I don’t understand how we’ve arrived at a place where leadership increasingly feels less like guidance and more like force—where disagreement is treated not as something to engage, but something to strike down. Is that how a leader acts? I don’t personally care for the behavior of some of the people being targeted, but honestly—is that how we teach our children to face challenges?
And what exactly are we doing here? Are we really preparing to round up and deport every person who doesn’t have the right paperwork? For what reason—because they’re breaking the law? Over something comparable to a traffic ticket? I hear the officials leading this effort repeat, over and over, that these are violent criminals being removed by the thousands. But where is the evidence that they are violent? Is the absence of paperwork itself now proof of danger?
We’re being told a story that should concern anyone who has a family and cares about this country. It sounds frightening. But is it accurate?
I’ve worked in construction for over 25 years and have worked alongside people from all walks of life, including undocumented immigrants. I’ve been stolen from, assaulted, and had to defend myself — but never by an immigrant. I’ve been fed by them. I’ve been treated with genuine respect. I’ve never been harmed by them. I’m not saying it never happens. Of course it does. But we already have systems in place to deal with crime, and when those systems aren’t working as intended, whose responsibility is that? The people trying to escape someplace horrible for someplace better — or the institutions tasked with enforcing the law fairly and competently?

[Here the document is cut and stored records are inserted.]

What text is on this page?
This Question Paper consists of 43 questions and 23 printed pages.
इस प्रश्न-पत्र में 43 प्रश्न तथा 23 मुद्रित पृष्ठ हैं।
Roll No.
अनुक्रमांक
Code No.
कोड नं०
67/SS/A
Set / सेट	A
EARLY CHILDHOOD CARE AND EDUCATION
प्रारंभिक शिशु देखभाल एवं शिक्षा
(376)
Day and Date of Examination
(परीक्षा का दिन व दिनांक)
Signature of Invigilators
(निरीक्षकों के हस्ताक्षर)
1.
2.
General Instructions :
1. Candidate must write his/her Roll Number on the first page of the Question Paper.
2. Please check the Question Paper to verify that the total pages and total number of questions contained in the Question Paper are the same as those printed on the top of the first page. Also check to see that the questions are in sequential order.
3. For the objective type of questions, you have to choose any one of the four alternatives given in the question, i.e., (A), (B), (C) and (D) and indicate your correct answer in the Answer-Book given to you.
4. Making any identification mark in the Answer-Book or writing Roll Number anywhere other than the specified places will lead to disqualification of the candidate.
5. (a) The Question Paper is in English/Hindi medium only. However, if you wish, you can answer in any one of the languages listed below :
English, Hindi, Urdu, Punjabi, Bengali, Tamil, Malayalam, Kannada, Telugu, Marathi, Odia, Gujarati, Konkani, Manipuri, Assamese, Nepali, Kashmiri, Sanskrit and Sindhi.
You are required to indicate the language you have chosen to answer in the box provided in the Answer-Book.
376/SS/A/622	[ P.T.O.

The narrative we’re being told doesn’t align with what we actually know. The federal government—including the FBI—does not maintain comprehensive national data tracking violent crime by immigration status in relation to population size. That data simply does not exist at a national level. Texas is the only large state that consistently publishes this information, and its findings don’t support what we’re being told. Undocumented immigrants commit less violent crime relative to their share of the population than native-born citizens.
Statistically, the people cheering this on are more likely to be harmed by a family member, or by law enforcement,than by an undocumented “stranger.”
At the same time, these same leaders are working hard to convince the public that most protests—particularly those in Minneapolis—are violent, and that people should simply comply and remain peaceful. I support peace. I encourage it. But we should also ask: what keeps turning peaceful protest into something else? Why are we increasingly seeing people standing on sidewalks beaten or pepper-sprayed? Why are tear gas canisters being launched into vehicles with children inside? Why are administrative warrants being used to bypass scrutiny while everyday people find their homes raided in the middle of the night?
This is becoming too common. And no peace will come from it.
Right or wrong, it is the responsibility of leadership to bring restraint—to end this before it becomes something that cannot be repaired. Before we lose something we all love, even if we see it differently. I can’t find a moment in history where a government wielded this level of force against its own people and nothing good ever came from it.
So if you support this, what are you really supporting?
And what do you believe you’ll gain that you don’t already have?